On June 21st, Judge Paul Crotty largely denied a motion to dismiss in Richman v. Goldman Sachs Group, Inc. (S.D.N.Y.), private litigation surrounding the same CDOs that were the subject of the SEC’s famous enforcement action against Goldman in 2010. While many of the plaintiffs’ claims survived to reach discovery, the court rejected one: a claim based on Goldman’s failure to disclose the SEC’s Wells notice of that very enforcement action.
For background, a Wells notice is an alert from the SEC staff that it is considering enforcement action against a potential defendant. It typically comes after the fact-gathering in an investigation is complete, but before the five members of the Commission have voted on (or even considered) whether enforcement action should actually be taken. The process gives the recipient a chance to make a written submission urging that enforcement action not move forward. Believe it or not, these submissions are sometimes successful. But because the data is not public, it is impossible to tell exactly how often they are persuasive. Others have given pretty complete treatment to Judge Crotty’s analysis (see here, here, and here, for example), but this uncertainty lies at its heart. From the court’s perspective, the Wells process merely tees up a decision for the Commission:
An investigation on its own is not a ‘pending legal proceeding’ until it reaches a stage when the agency or prosecutorial authority makes known that it is contemplating filing suit or bringing charges.” ABA Disclosure Obligations under the Federal Securities Laws in Government Investigations—Part II.C.; Regulation S–K, Item 103: Disclosure of “Legal Proceedings,” 64 Bus. Law. 973 (2009). A Wells Notice may be considered an indication that the staff of a government agency is considering making a recommendation, id., but that is well short of litigation.

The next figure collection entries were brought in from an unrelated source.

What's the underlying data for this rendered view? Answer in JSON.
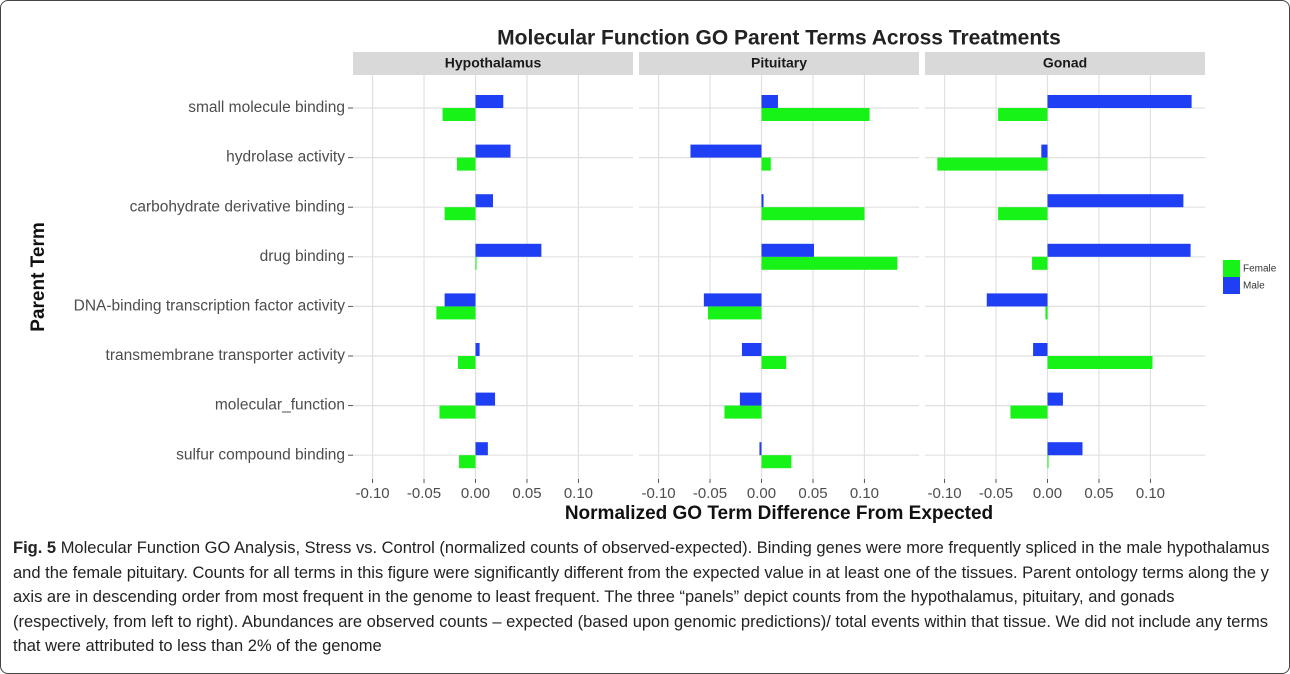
{
  "chart_data": {
    "type": "bar",
    "orientation": "horizontal",
    "title": "Molecular Function GO Parent Terms Across Treatments",
    "x_label": "Normalized GO Term Difference From Expected",
    "y_label": "Parent Term",
    "panels": [
      "Hypothalamus",
      "Pituitary",
      "Gonad"
    ],
    "categories": [
      "small molecule binding",
      "hydrolase activity",
      "carbohydrate derivative binding",
      "drug binding",
      "DNA-binding transcription factor activity",
      "transmembrane transporter activity",
      "molecular_function",
      "sulfur compound binding"
    ],
    "series": [
      {
        "name": "Female",
        "color": "#17f217",
        "values": [
          [
            -0.032,
            -0.018,
            -0.03,
            0.001,
            -0.038,
            -0.017,
            -0.035,
            -0.016
          ],
          [
            0.105,
            0.009,
            0.1,
            0.132,
            -0.052,
            0.024,
            -0.036,
            0.029
          ],
          [
            -0.048,
            -0.107,
            -0.048,
            -0.015,
            -0.002,
            0.102,
            -0.036,
            0.001
          ]
        ]
      },
      {
        "name": "Male",
        "color": "#1f3ff5",
        "values": [
          [
            0.027,
            0.034,
            0.017,
            0.064,
            -0.03,
            0.004,
            0.019,
            0.012
          ],
          [
            0.016,
            -0.069,
            0.002,
            0.051,
            -0.056,
            -0.019,
            -0.021,
            -0.002
          ],
          [
            0.14,
            -0.006,
            0.132,
            0.139,
            -0.059,
            -0.014,
            0.015,
            0.034
          ]
        ]
      }
    ],
    "xlim": [
      -0.119,
      0.153
    ],
    "xticks": [
      {
        "value": -0.1,
        "label": "-0.10"
      },
      -0.05,
      {
        "value": 0,
        "label": "0.00"
      },
      0.05,
      {
        "value": 0.1,
        "label": "0.10"
      }
    ],
    "grid": true,
    "legend": "right"
  },
  "caption": {
    "label": "Fig. 5",
    "text": "Molecular Function GO Analysis, Stress vs. Control (normalized counts of observed-expected). Binding genes were more frequently spliced in the male hypothalamus and the female pituitary. Counts for all terms in this figure were significantly different from the expected value in at least one of the tissues. Parent ontology terms along the y axis are in descending order from most frequent in the genome to least frequent. The three “panels” depict counts from the hypothalamus, pituitary, and gonads (respectively, from left to right). Abundances are observed counts – expected (based upon genomic predictions)/ total events within that tissue. We did not include any terms that were attributed to less than 2% of the genome"
  }
}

Richman, __ F. Supp. 2d __, 2012 WL 2362539, at *4 (emphasis added).
While many companies disclose receipt of Wells notices out of an abundance of caution, the analysis here is not crazy. But the Wells notices at issue in Richman were issued in 2009 and early 2010. I wonder if the answer would be the same for ones issued after the passage of the Dodd-Frank Act in July 2010. One of Dodd-Frank’s provisions requires that SEC enforcement actions be filed 180 days after issuance of a Wells. This deadline may seem like pretty tame stuff to those who have not gone through the process of getting enforcement actions approved by the Commission. It isn’t. Many divisions and offices get the opportunity to weigh in on the proposed cases even before the Commissioners themselves do. They have to have answers to their questions, which can be complicated and require considered responses. The trial unit, which will handle litigation of any unsettled matter, also has to be comfortable with the language in the complaint or order instituting proceedings. In short, many people have to be on the same page for a case to get approved. Days of this process can turn into weeks, can turn into months. For thorny cases, the time can easily get away.
These days, therefore, the staff has to be pretty committed to pushing the case through to Commission approval to get to that point. They do not want to trigger the 180-day clock if they can avoid it. The staff can instead invite a potential defendant to submit a white paper that lays out a reasoned argument against enforcement action and the staff can explain orally why none of those reasons hold water. The dialogue can actually be useful for both sides. That does not mean the Wells process is entirely avoided; it can just happen a bit later than it otherwise would, after internal and external questions have been locked down.
All of which is to say that the staff’s decision to actually issue a Wells notice is an even bigger step today than it used to be. It starts the clock ticking in a way that cannot be undone. And it makes me think that the analysis for disclosure of a Wells may be slightly different now than it was two years ago. It’s true that commencing litigation is still the Commission’s decision to make; the staff can only recommend action. But more and more, the 180-deadline compels the staff to be pretty confident that litigation will follow before a Wells notice is issued. Judge Crotty might still come out the same way, but I think it’s a closer call than it was under the facts of his case.